Principle:Tensorflow Tfjs Graph Model Inference
| Knowledge Sources | |
|---|---|
| Domains | Inference, Deep_Learning |
| Implementation | Implementation:Tensorflow_Tfjs_GraphModel_Predict |
| Type | API Doc |
| Last Updated | 2026-02-10 00:00 GMT |
Overview
Running inference on pre-converted graph models, including synchronous prediction and asynchronous execution for models with dynamic control flow. Executing a frozen computation graph on input data to produce predictions is the final step in the model deployment pipeline, where preprocessed input tensors flow through the model's operations to yield output predictions.
Theory
Graph Model vs. Layers Model Inference
Graph model inference differs fundamentally from layers model inference:
- Graph models operate on a frozen, optimized TensorFlow computation graph — the exact graph that was exported from Python TensorFlow. All operations, control flow, and data paths are preserved as they were in the original TensorFlow runtime. The graph is immutable; weights cannot be updated.
- Layers models operate on a Keras-style layer graph — a higher-level abstraction where the model is composed of named layers. Layers models support both inference and training (fine-tuning).
This distinction is important because graph models can represent computations that go beyond the Keras layer abstraction, including custom TensorFlow operations, complex control flow, and multi-input/multi-output architectures that were defined imperatively in Python.
Two Execution Modes
TensorFlow.js provides two execution modes for graph models, each serving a different class of computation graphs:
Synchronous Prediction: predict()
The predict() method is the standard inference entry point for graph models that have a static computation graph:
- Executes the model's default serving signature
- Input is matched to the signature's input tensors
- Output corresponds to the signature's output tensors
- All operations in the graph are executed synchronously (within a single JavaScript tick for CPU, or dispatched as a batch to the GPU)

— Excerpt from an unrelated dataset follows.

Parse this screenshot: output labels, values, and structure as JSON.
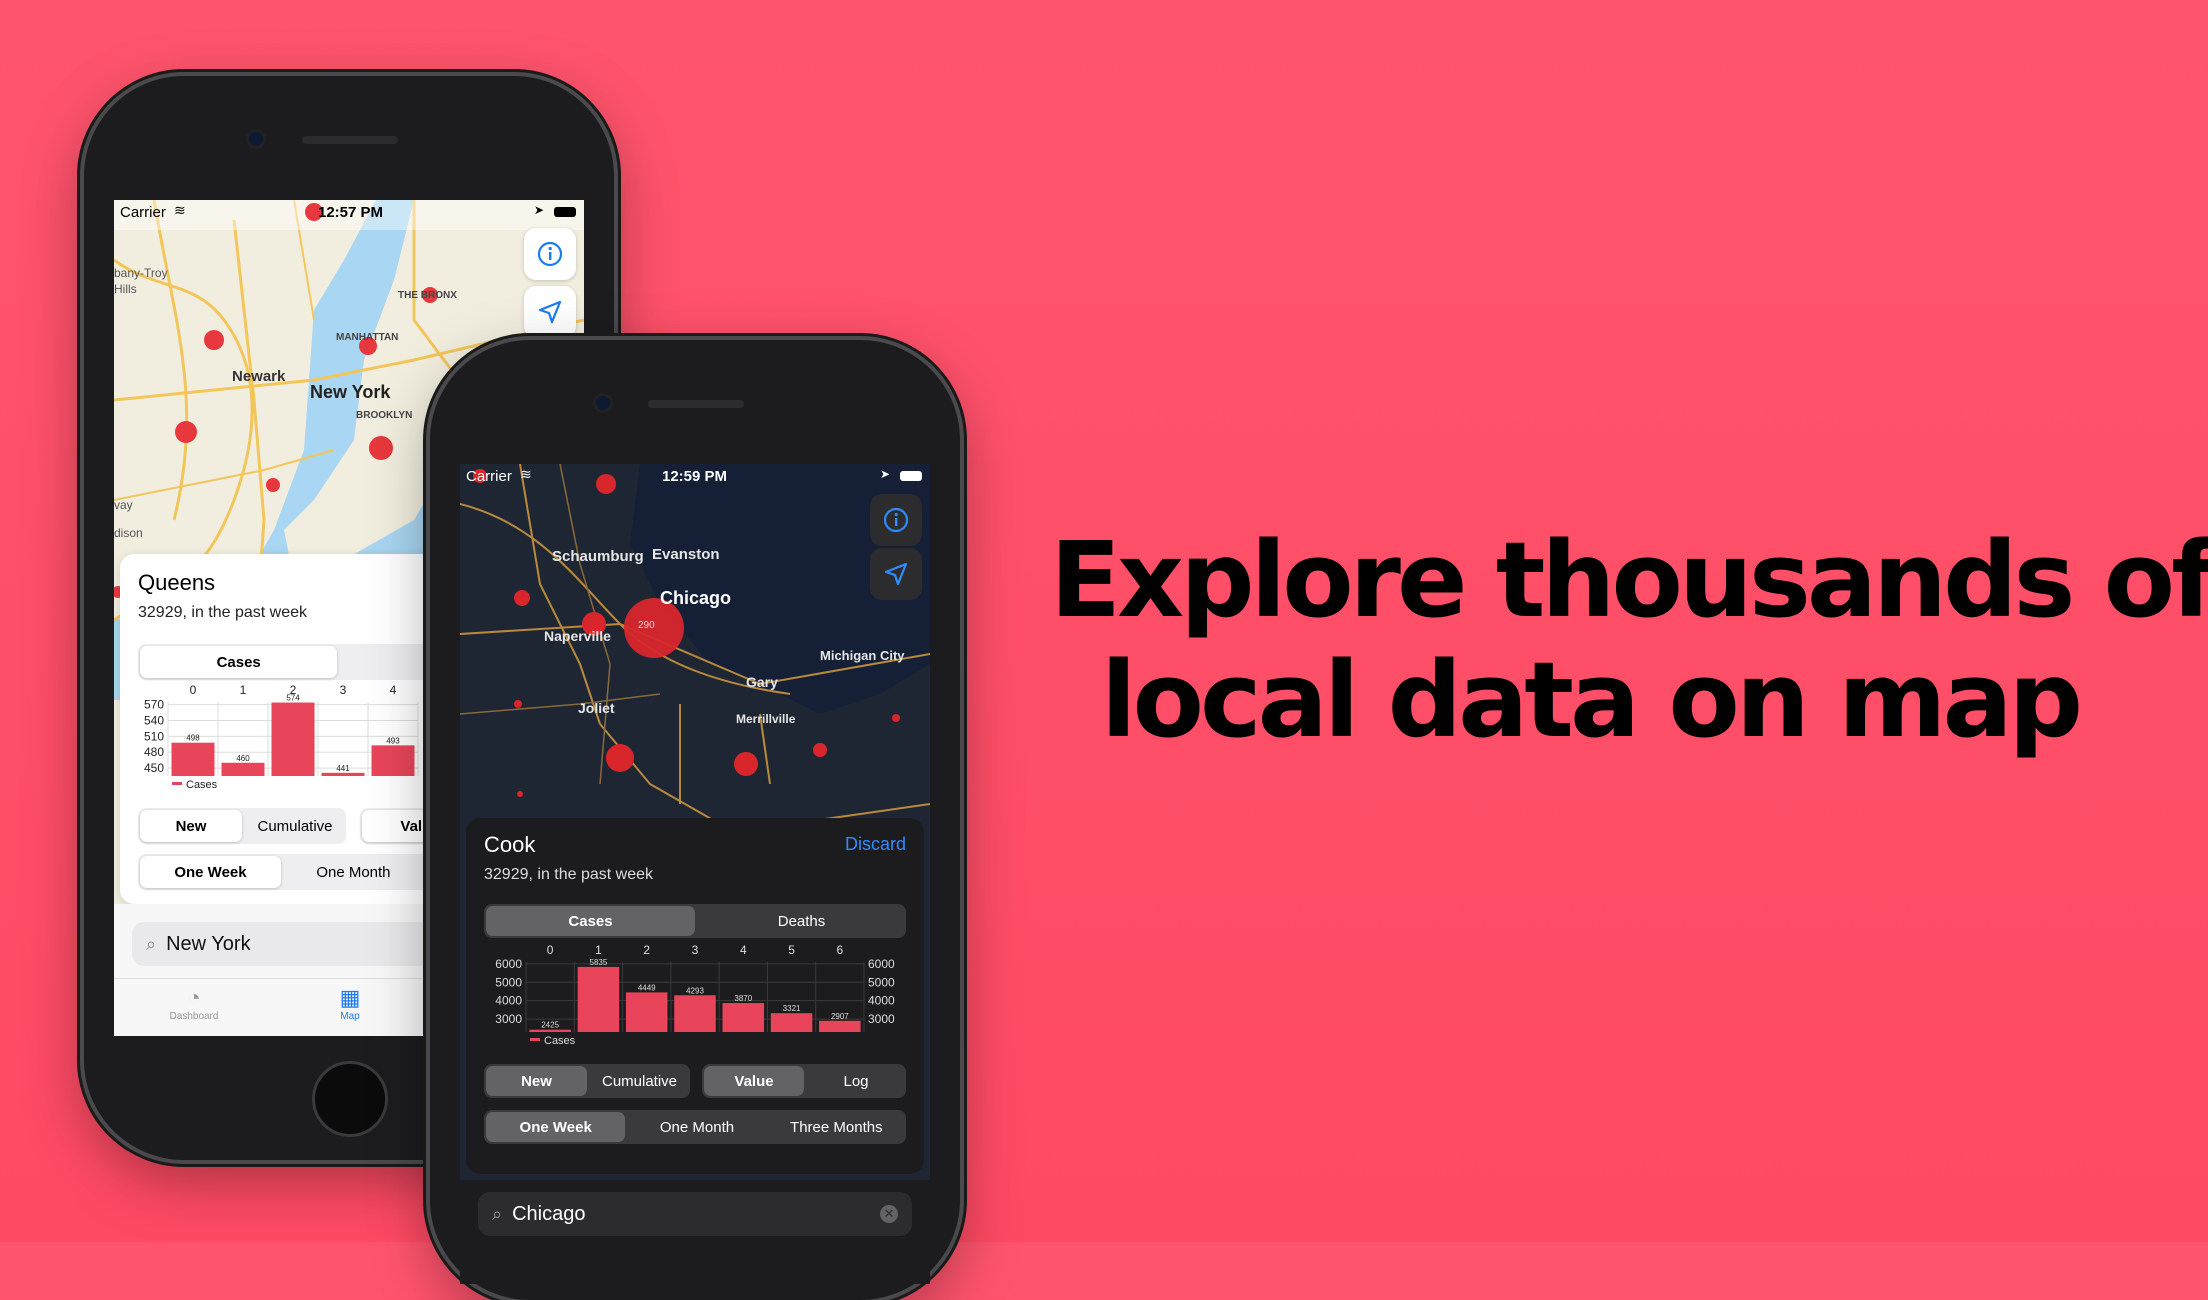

- Suitable for the vast majority of standard deep learning models (CNNs, RNNs, transformers, etc.)
Source reference: tfjs-converter/src/executor/graph_model.ts:L357-361
Asynchronous Execution: executeAsync()
The executeAsync() method is required for models that contain dynamic control flow operations:
- Dynamic control flow includes TensorFlow tf.while_loop, tf.cond, and related operations that make branching decisions based on tensor values at runtime
- These operations cannot be resolved statically because the number of iterations or the branch taken depends on the actual input data
- executeAsync() returns a Promise that resolves when all dynamic operations complete
- It also allows specifying output node names to extract intermediate results from the graph
Source reference: tfjs-converter/src/executor/graph_model.ts:L534-545
When to Use Each Mode
| Execution Mode | Method | Use When | Returns |
|---|---|---|---|
| Synchronous | predict() | Model has no dynamic control flow ops; standard CNN, RNN, transformer, etc. | Tensor, Tensor[], or NamedTensorMap |
| Asynchronous | executeAsync() | Model contains tf.while_loop, tf.cond, or other dynamic ops | Promise<Tensor or Tensor[]> |
| Synchronous (named outputs) | execute() | Need to extract specific named output nodes from the graph | Tensor or Tensor[] |
If you are unsure whether a model requires async execution, you can:
- Try predict() first — if the model contains unsupported dynamic ops, it will throw an error with a descriptive message
- Use executeAsync() as a fallback, which handles both static and dynamic graphs
Input Preparation
Graph model inference requires careful input tensor preparation:
- Shape matching: Input tensors must match the exact shape expected by the model's input signature. For image models, this typically means [batch, height, width, channels] (NHWC format)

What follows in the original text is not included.